Johnson thought about it.

“No, Weaver, these experiences are all I have left. Play it.”

Returned to gloom, Johnson watched the other lives he had created for himself and marveled at how well he had found his way through them. He’d always included a failsafe in each tier of the cabal so that if he became lost or disorientated to too great a degree, he would come across clues that would help him to keep searching for a way out.

The theme of escape was a natural one for Johnson to pick after all these years alone on the Angelina. Every single cabal he’d designed had the theme of escape at its core and this last one, with four tiers instead of three, had tested both his endurance and his desire to survive.

He watched his progress through the fourth tier, the most action packed arena of the whole experience, with enormous pleasure. He commanded Weaver to forward to exciting areas and replay scenes in which he had performed particularly well. His defeat of the matriarchal spider and subsequent escape to the third tier had his heart racing almost as hard as it had when he was there. These were his memories now, he reflected, not the years spent idling in the ever-expanding pods and deserted ventricles of the Angelina. The real Johnson was a man who fought against terrible odds and triumphed; a man of will and experience.

In Weaver’s vast memory there were more than two dozen of his cabals. The first ones were primitive and the plots were terribly linear. They were the days of the ‘one-tier trip’. He’d even become self-aware in some of the earliest ones with no choice but to terminate the experience part way through.

Now, however, he had mastered the plot programs and was a more skilful designer than any of his predecessors. He remembered how the crew had raved in his youth of the single tier experiences written by the likes of Geoffrey W. Payette and Christina M. Poole. Johnson’s works were feature length movies to their five-minute cartoons.
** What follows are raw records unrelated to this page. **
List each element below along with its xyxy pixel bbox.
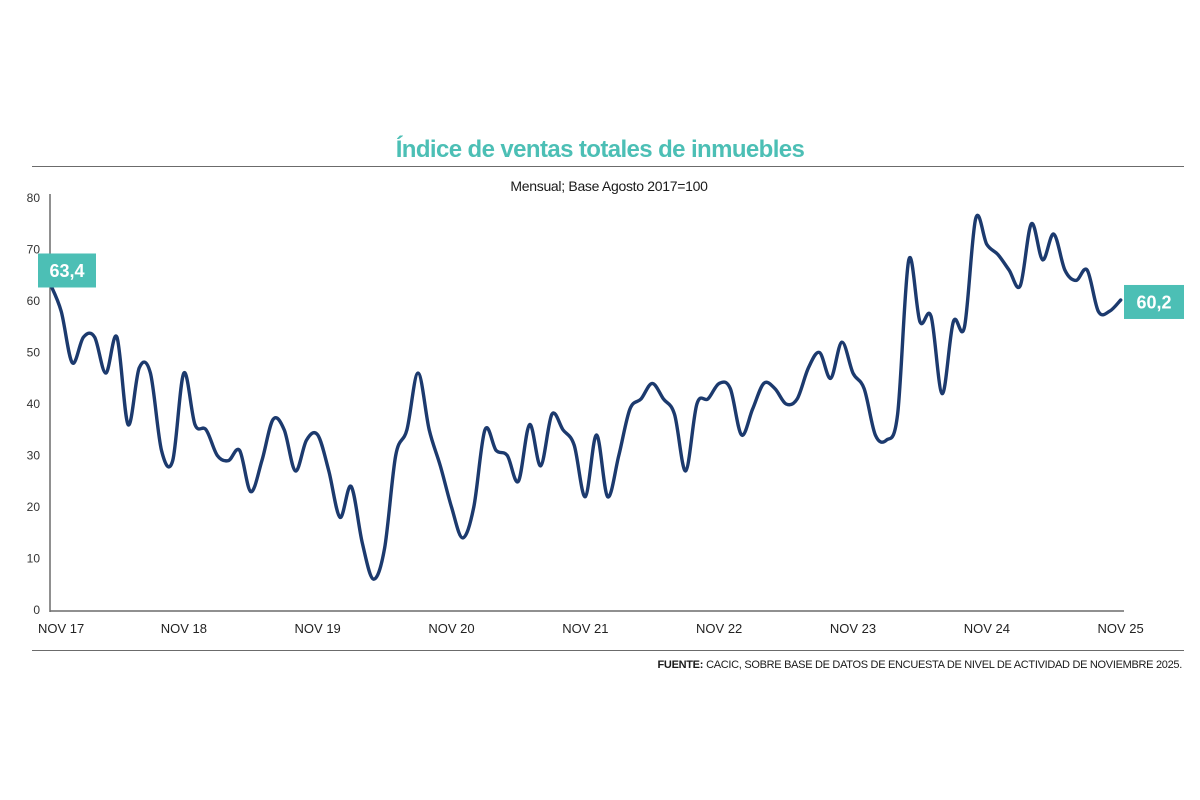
top-rule [32, 166, 1184, 167]
x-tick-label: NOV 22 [696, 621, 742, 636]
y-tick-label: 80 [27, 191, 41, 205]
y-tick-label: 30 [27, 449, 41, 463]
chart-callouts: 63,4 60,2 [38, 253, 1184, 319]
chart-series [48, 213, 1123, 581]
x-axis-ticks: NOV 17 NOV 18 NOV 19 NOV 20 NOV 21 NOV 22 NOV … [38, 621, 1144, 636]
x-tick-label: NOV 23 [830, 621, 876, 636]
x-tick-label: NOV 25 [1098, 621, 1144, 636]
y-tick-label: 50 [27, 346, 41, 360]
series-line [48, 213, 1123, 581]
chart-title: Índice de ventas totales de inmuebles [395, 136, 805, 163]
y-axis-ticks: 0 10 20 30 40 50 60 70 80 [27, 191, 41, 617]
bottom-rule [32, 650, 1184, 651]
y-tick-label: 40 [27, 397, 41, 411]
chart-subtitle: Mensual; Base Agosto 2017=100 [510, 178, 708, 194]
chart-axes [49, 194, 1124, 612]
y-tick-label: 60 [27, 294, 41, 308]
x-tick-label: NOV 20 [428, 621, 474, 636]
x-tick-label: NOV 19 [295, 621, 341, 636]
y-tick-label: 0 [33, 603, 40, 617]
x-tick-label: NOV 24 [964, 621, 1010, 636]
x-tick-label: NOV 17 [38, 621, 84, 636]
value-callout-box [1124, 284, 1184, 319]
y-tick-label: 20 [27, 500, 41, 514]
source-label: FUENTE: [657, 659, 704, 671]
x-tick-label: NOV 18 [161, 621, 207, 636]
source-text: CACIC, SOBRE BASE DE DATOS DE ENCUESTA D… [706, 659, 1182, 671]
value-callout-label: 63,4 [49, 261, 84, 281]
y-tick-label: 70 [27, 243, 41, 257]
source-note: FUENTE: CACIC, SOBRE BASE DE DATOS DE ENC… [658, 659, 1183, 671]
value-callout-box [38, 253, 96, 288]
y-tick-label: 10 [27, 552, 41, 566]
value-callout-label: 60,2 [1136, 292, 1171, 312]
x-tick-label: NOV 21 [562, 621, 608, 636]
His own early desire to access the complete history of visual entertainment in Weaver’s mind ended with his first cabal at the age of fifteen. Many of the crew born after him had still enjoyed the films made on Earth but he had always needed a bigger thrill.

Johnson was already tinkering with the plot programs when the crew began to sicken in great numbers. He wrote soothing natural scenarios for those close to death. He hoped that it would ease their passage from life and Becker; the ship’s true captain had encouraged him to do it.
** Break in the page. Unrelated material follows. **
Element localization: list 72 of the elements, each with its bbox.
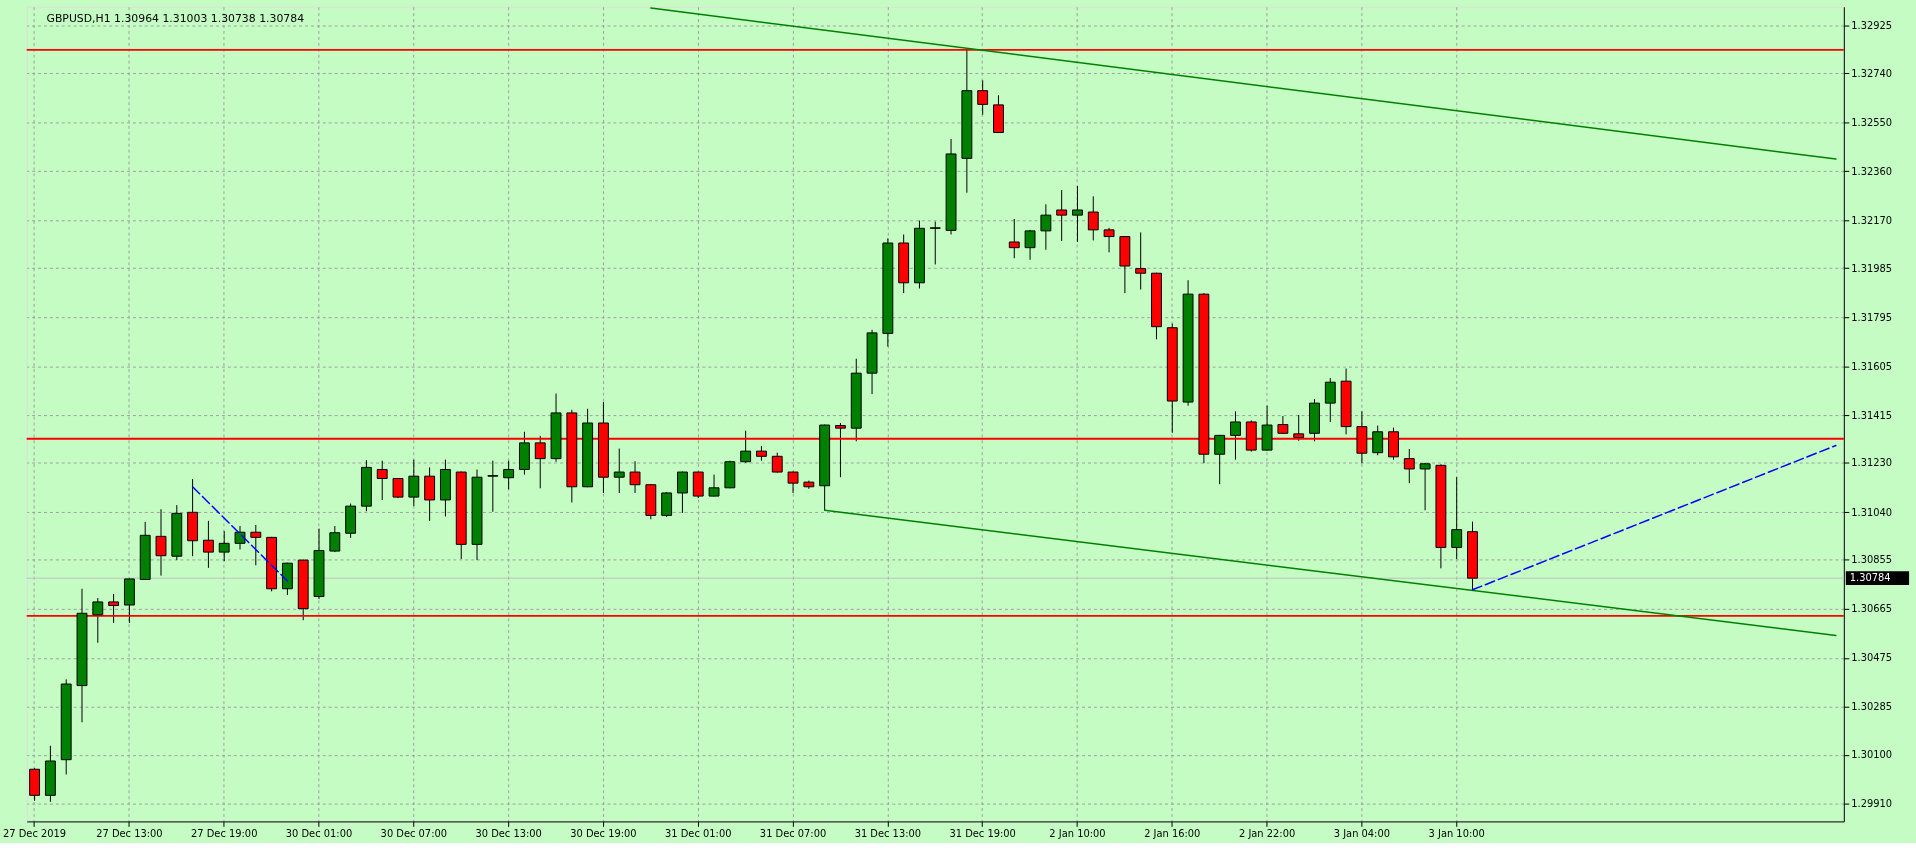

It took ten years for the crew to die, as the virus circled and re-circled. Each time there was a respite the survivors would celebrate and call it a victory over disease. After the fifth epidemic, those remaining knew better than to celebrate. They realised at that point that they were dying of refinement. Each genetic line had been scoured of weaknesses and aberrations until every pod ship was filled with elite seed crews of perfect humans.
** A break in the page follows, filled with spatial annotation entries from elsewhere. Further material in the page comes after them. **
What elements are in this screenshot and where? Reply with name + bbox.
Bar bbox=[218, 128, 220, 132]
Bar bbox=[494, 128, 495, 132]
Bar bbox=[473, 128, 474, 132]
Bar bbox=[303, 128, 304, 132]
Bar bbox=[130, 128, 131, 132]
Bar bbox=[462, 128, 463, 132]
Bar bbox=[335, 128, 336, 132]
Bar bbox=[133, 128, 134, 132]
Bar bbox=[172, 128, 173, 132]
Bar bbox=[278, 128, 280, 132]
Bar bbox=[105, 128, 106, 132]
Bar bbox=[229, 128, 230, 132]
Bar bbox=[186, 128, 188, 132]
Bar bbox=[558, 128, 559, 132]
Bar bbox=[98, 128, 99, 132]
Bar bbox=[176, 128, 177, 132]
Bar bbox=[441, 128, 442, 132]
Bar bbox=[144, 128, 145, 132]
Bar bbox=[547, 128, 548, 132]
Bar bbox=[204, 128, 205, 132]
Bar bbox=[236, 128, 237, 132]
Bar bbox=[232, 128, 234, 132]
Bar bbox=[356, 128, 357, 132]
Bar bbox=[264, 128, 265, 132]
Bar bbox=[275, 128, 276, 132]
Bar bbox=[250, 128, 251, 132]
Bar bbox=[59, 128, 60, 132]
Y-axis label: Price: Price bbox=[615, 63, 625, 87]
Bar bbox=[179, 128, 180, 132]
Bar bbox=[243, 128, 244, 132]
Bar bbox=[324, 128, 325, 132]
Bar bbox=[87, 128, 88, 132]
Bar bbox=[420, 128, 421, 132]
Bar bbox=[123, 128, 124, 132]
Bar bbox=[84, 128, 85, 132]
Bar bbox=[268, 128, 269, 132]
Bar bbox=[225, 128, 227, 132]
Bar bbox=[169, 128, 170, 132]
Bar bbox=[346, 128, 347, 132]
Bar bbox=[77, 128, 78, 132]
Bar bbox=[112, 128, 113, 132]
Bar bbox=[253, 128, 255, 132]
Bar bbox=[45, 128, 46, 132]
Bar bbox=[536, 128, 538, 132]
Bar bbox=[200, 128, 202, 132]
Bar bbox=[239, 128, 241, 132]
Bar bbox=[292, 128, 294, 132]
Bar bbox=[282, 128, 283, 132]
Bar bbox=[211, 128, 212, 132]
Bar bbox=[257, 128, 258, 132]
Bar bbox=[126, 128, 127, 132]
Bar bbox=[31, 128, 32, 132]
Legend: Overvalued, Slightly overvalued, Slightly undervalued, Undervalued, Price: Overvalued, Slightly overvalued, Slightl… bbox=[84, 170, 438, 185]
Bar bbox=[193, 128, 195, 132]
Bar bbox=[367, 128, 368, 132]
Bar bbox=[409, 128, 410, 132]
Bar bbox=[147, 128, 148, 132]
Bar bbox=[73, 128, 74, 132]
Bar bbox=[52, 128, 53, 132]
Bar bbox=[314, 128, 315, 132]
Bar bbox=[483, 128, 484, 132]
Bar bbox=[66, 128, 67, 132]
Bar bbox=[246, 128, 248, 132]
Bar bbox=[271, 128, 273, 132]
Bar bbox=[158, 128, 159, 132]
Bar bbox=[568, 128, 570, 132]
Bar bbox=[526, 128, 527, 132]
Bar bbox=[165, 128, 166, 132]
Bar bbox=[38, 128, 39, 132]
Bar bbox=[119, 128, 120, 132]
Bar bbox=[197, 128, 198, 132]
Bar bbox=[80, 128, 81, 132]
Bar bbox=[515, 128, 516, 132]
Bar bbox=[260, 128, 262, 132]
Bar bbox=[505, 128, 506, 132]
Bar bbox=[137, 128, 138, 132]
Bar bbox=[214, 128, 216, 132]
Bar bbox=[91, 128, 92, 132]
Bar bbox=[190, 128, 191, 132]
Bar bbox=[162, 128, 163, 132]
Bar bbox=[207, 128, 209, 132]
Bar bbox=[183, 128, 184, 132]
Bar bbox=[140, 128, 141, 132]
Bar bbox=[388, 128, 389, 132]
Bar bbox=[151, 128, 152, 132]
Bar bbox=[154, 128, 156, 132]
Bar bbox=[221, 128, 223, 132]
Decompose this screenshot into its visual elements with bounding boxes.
Where the virus actually came from, no one knew. But it became clear that no one was immune. It was only at the very end that Johnson realised his own DNA was not quite perfect and that this imperfection had saved him. It had also cursed him to a life of solitude.

“Show me the escape to the elevator again.”

He watched himself running down the corridor with the river of baby spiders behind him. The look on his face was a mix of terror and determination. He smiled to see it. Somewhere in him was the man who had those feelings, the man who could handle that kind of challenge. He thought about the many weeks it had taken to construct the final scene of the fourth tier, the detail that went into every limb of every spider.